Si bien a través del acto de nominar se hereda o bien, a juicio de Sonja, la «Eternidad» o bien, a juicio del narrador, la «Nada» (1999: 127), don Juan por su parte advierte que su nombre, y especialmente su apellido, pueden llegar a convertirse en una prisión. Quizá por ese motivo no ha querido revelarlo mientras ha perseguido la seducción de Sonja. No obstante, durante su educación en la Sevilla del siglo XVII es muy consciente estar encadenado no por ser el verdadero don Juan —todavía éste no ha nacido—, sino por ser Tenorio: «Y en eso, en acatar los límites estrechos que por el nombre me cercaban, consistía la virtud, y sólo dentro de ellos podía construir mi felicidad si me importaba» (1999: 171; énfasis añadido). Dicha conciencia de las fronteras en las que su individualidad puede mantenerse igual al nombre que le han testado, pero diferente a su singularidad, lo convierte obligatoriamente en un heredero:

Esto sólo cuidó mi padre directamente: hacer de mí su heredero. Me hablaba de su sangre y de su casta como de un cuerpo grande contra el que la muerte no había podido, como de un ser plural, eminente y distinguido, al que él y yo pertenecíamos y en cuya participación hallábamos lo mejor de nosotros mismos; un ser exigente, representado por el nombre y que con él daba una ley hecha de vetos (1999: 170; énfasis añadido).

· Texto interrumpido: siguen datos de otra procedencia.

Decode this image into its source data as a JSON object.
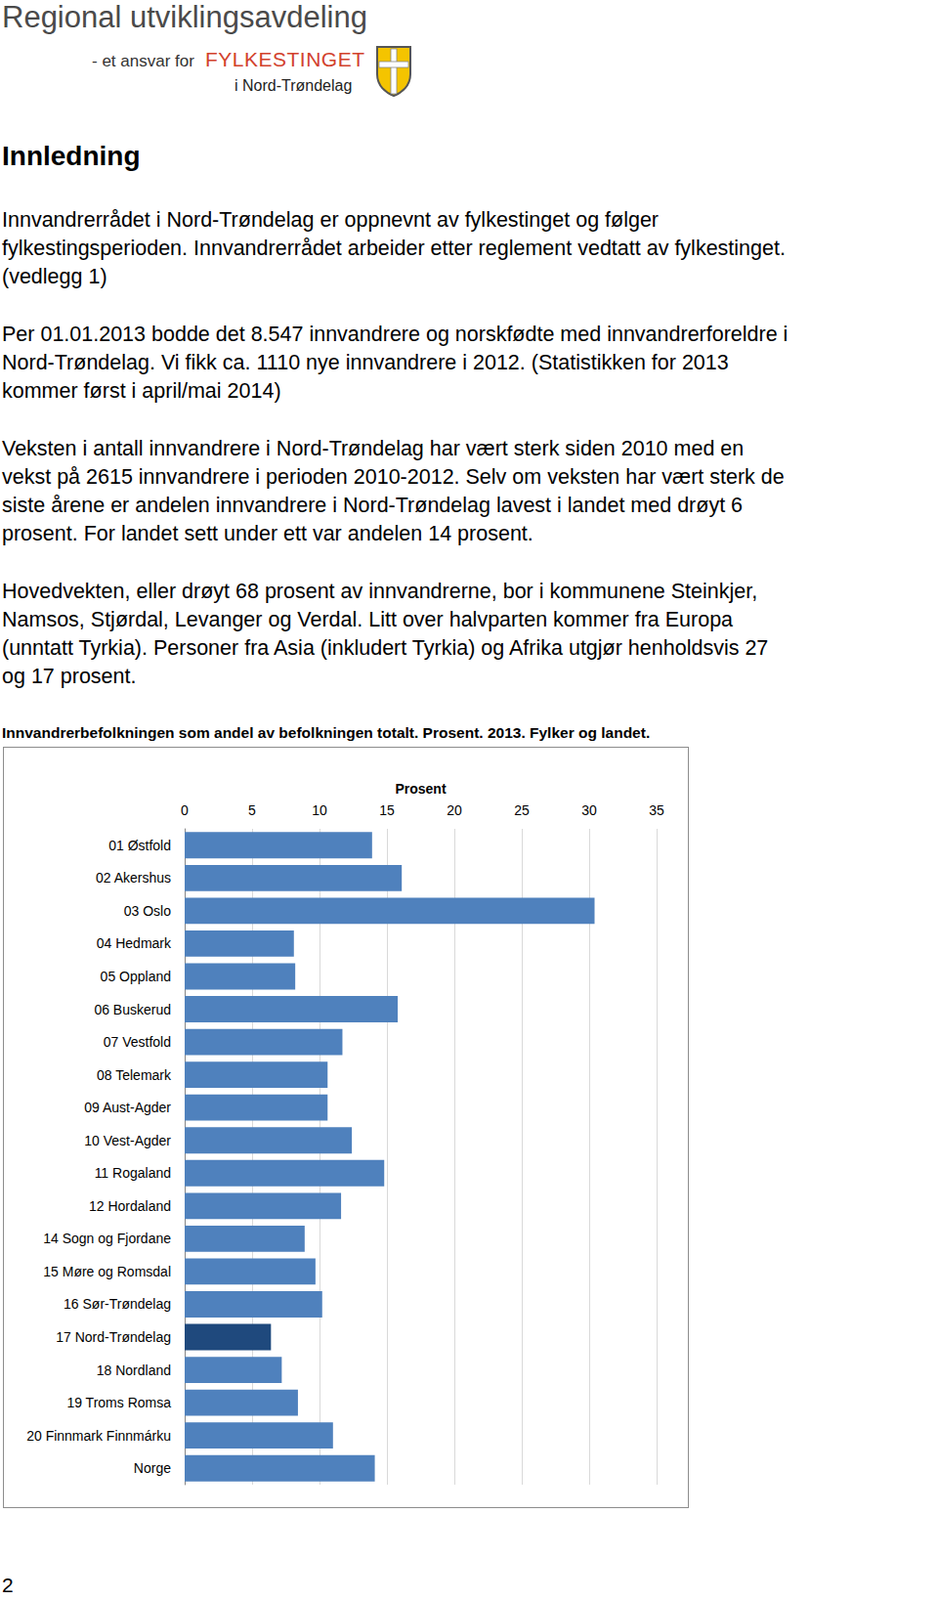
{
  "header": {
    "title": "Regional utviklingsavdeling",
    "tagline_prefix": "- et ansvar for",
    "tagline_org": "FYLKESTINGET",
    "tagline_region": "i Nord-Trøndelag"
  },
  "heading": "Innledning",
  "paragraphs": [
    [
      "Innvandrerrådet i Nord-Trøndelag er oppnevnt av fylkestinget og følger",
      "fylkestingsperioden. Innvandrerrådet arbeider etter reglement vedtatt av fylkestinget.",
      "(vedlegg 1)"
    ],
    [
      "Per 01.01.2013 bodde det 8.547 innvandrere og norskfødte med innvandrerforeldre i",
      "Nord-Trøndelag. Vi fikk ca. 1110 nye innvandrere i 2012. (Statistikken for 2013",
      "kommer først i april/mai 2014)"
    ],
    [
      "Veksten i antall innvandrere i Nord-Trøndelag har vært sterk siden 2010 med en",
      "vekst på 2615 innvandrere i perioden 2010-2012. Selv om veksten har vært sterk de",
      "siste årene er andelen innvandrere i Nord-Trøndelag lavest i landet med drøyt 6",
      "prosent. For landet sett under ett var andelen 14 prosent."
    ],
    [
      "Hovedvekten, eller drøyt 68 prosent av innvandrerne, bor i kommunene Steinkjer,",
      "Namsos, Stjørdal, Levanger og Verdal. Litt over halvparten kommer fra Europa",
      "(unntatt Tyrkia). Personer fra Asia (inkludert Tyrkia) og Afrika utgjør henholdsvis 27",
      "og 17 prosent."
    ]
  ],
  "chart_data": {
    "type": "bar",
    "orientation": "horizontal",
    "title": "Innvandrerbefolkningen som andel av befolkningen totalt. Prosent. 2013. Fylker og landet.",
    "xlabel": "Prosent",
    "categories": [
      "01 Østfold",
      "02 Akershus",
      "03 Oslo",
      "04 Hedmark",
      "05 Oppland",
      "06 Buskerud",
      "07 Vestfold",
      "08 Telemark",
      "09 Aust-Agder",
      "10 Vest-Agder",
      "11 Rogaland",
      "12 Hordaland",
      "14 Sogn og Fjordane",
      "15 Møre og Romsdal",
      "16 Sør-Trøndelag",
      "17 Nord-Trøndelag",
      "18 Nordland",
      "19 Troms Romsa",
      "20 Finnmark Finnmárku",
      "Norge"
    ],
    "values": [
      13.9,
      16.1,
      30.4,
      8.1,
      8.2,
      15.8,
      11.7,
      10.6,
      10.6,
      12.4,
      14.8,
      11.6,
      8.9,
      9.7,
      10.2,
      6.4,
      7.2,
      8.4,
      11.0,
      14.1
    ],
    "colors": [
      "#4f81bd",
      "#4f81bd",
      "#4f81bd",
      "#4f81bd",
      "#4f81bd",
      "#4f81bd",
      "#4f81bd",
      "#4f81bd",
      "#4f81bd",
      "#4f81bd",
      "#4f81bd",
      "#4f81bd",
      "#4f81bd",
      "#4f81bd",
      "#4f81bd",
      "#1f497d",
      "#4f81bd",
      "#4f81bd",
      "#4f81bd",
      "#4f81bd"
    ],
    "xlim": [
      0,
      35
    ],
    "xticks": [
      0,
      5,
      10,
      15,
      20,
      25,
      30,
      35
    ],
    "grid": true
  },
  "page_number": "2"
}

Ese nombre legítimo asegura la herencia de don Juan, la cual es

simultáneamente patrimonial —«Tu patrimonio vale como doscientos mil ducados» (1999: 177), le dice el Comendador— y onomástica —«Yo admiraba a mi padre. No sé si le amaba, pero le respetaba profundamente, quizá no como tal don Pedro sino como Tenorio, representante de una estirpe admirable a la que yo también pertenecía» (1999: 170)—. Como tal heredero y admirador de su estirpe, don Juan se va a encontrar ante la misma tesitura que se ha perseguido en este artículo: asumir, por una parte, una herencia que le viene impuesta y en la que no ha participado, un legado encerrado en el nombre de su familia, que le preexiste y le obliga; mientras, por otro, evaluar activamente qué asimilar y qué abandonar. Finalmente, don Juan va a optar por afirmar una identidad ajena a todo sentimiento de pertenencia, ya que el camino hacia la inmortalidad supondrá el rechazo de toda herencia.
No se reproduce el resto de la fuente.